Tabaddor adds that NAIJ “has not taken any position regarding government appointed counsel. However, we have stated that the absence of competent counsel for pro se litigants certainly presents a challenge to the role of a judge and often introduces delay in the proceedings.”

In 2013, the Senate passed an immigration reform bill that would have funded attorneys for children facing deportation proceedings; the House never took it up. Congressional Republicans said that their immigration reform would focus more squarely on border control and national security concerns.

Few immigrants facing deportation proceedings are able to hire their own legal representation: Just 37 percent of all removal case defendants nationwide had lawyers, according to research from 2016 by the American Immigration Council, an advocacy organization. In the Southeast, the lack of representation is especially dire: Just one in six detained immigrants facing removal proceedings has access to an attorney there, says Willemijn Keizer, director of institutional giving at the Southern Poverty Law Center.

“For an immigrant in detention, that legal representation can mean the difference between winning or losing their case—between staying with their family or being forced to return to a place that is no longer home,” Keizer says.

Immigrants with representation were more than twice as likely as unrepresented counterparts to receive the immigration relief they sought, American Immigration Council research showed in 2016.

In addition to the pro-bono work of immigration attorneys across the nation, some private philanthropists are endeavoring to offer immigrants what the federal government will not. Rapper 21 Savage, whom Immigration and Customs Enforcement detained earlier this year on allegations that he was in the country without authorization, made headlines this month when he donated $25,000 to the SPLC to secure legal representation for immigrants facing deportation.

21 Savage’s attorney, Charles H. Kuck, says that, despite his client’s philanthropy, the responsibility of ensuring that immigration court defendants have representation and a fair day in court should be on the government.

“It is quite clear that the current immigration detention system is set up to deprive individuals of their right to counsel,” Kuck says. “Since the government is setting up detention centers and camps in remote locations far from attorneys, it seems that the government should also be responsible for ensuring that each individual has legal counsel. Saying one has a ‘right to counsel’ and then not making that right feasible or even possible makes a mockery of the Constitution we purport to support.”

The Department of Justice did not respond to a request for comment.

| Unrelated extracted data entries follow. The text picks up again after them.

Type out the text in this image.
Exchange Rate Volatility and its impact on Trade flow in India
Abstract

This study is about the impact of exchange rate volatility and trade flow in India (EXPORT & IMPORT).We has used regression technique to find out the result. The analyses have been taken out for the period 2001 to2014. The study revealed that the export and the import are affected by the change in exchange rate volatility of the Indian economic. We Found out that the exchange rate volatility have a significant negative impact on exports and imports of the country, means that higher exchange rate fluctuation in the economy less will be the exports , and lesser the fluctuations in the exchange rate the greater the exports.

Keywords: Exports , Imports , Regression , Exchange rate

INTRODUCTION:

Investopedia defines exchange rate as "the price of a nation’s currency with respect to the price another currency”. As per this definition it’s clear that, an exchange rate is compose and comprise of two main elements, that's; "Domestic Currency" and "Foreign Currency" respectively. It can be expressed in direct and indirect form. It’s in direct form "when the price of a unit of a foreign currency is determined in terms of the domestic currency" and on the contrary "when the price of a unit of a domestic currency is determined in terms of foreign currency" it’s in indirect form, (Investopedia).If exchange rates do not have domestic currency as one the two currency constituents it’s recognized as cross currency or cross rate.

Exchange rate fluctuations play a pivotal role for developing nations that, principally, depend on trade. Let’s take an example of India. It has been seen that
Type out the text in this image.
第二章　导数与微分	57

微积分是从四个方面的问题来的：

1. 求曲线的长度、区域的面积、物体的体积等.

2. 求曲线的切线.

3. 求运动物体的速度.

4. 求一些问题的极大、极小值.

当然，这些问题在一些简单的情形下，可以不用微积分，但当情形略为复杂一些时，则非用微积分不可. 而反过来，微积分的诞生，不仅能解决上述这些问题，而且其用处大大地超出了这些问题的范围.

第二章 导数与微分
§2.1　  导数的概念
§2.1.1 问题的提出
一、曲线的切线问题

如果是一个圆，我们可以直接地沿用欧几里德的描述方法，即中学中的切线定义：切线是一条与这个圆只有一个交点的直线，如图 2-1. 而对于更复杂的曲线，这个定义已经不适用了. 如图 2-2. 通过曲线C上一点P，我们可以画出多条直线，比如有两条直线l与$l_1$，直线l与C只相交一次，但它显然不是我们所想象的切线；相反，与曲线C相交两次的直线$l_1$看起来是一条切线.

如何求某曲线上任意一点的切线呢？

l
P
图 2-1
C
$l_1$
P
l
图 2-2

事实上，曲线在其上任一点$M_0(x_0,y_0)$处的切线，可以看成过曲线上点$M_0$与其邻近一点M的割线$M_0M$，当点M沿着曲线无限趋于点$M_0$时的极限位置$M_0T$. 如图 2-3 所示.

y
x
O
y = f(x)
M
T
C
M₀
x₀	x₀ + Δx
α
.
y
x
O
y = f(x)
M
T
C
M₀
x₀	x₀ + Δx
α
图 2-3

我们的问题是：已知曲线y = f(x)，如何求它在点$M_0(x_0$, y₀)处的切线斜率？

In April of 2018, former Attorney General Jeff Sessions ordered that the Executive Office for Immigration Review halt the Legal Orientation Program, in which the government funds not an attorney but legal guidance and often referrals to pro-bono representation for immigrants. Following overwhelming pushback, the program was continued pending review. Experts including Tabaddor were bewildered by the administration’s push to halt the program. Legal guidance through the LOP had helped to expedite cases, cutting “down the amount of time the judge has to spend explaining things and answering questions,” Tabaddor said at the time.

The administration has pledged to slash the ever-growing immigration court backlog—908,552 cases are pending, according to data compiled by Syracuse University data research center the Transactional Records Access Clearinghouse. When the administration endeavored to slash the little existing legal counsel the federal government offers to people facing immigration court proceedings—and in countless subsequent instances—it was not immediately clear whether the administration had ever intended in earnest to slash the backlog. In April, Trump suggested to reporters that he “get rid” of the entire asylum system and immigration court judges in order to clear the backlog, but legal experts say he does not have the power to do so.

Meanwhile, concerned communities in the United States will try to foot the bill for legal assistance. Keizer says that 21 Savage’s donation, for instance, “will provide vital resources for detained immigrants in the Deep South who do not have the means for legal representation on their own.”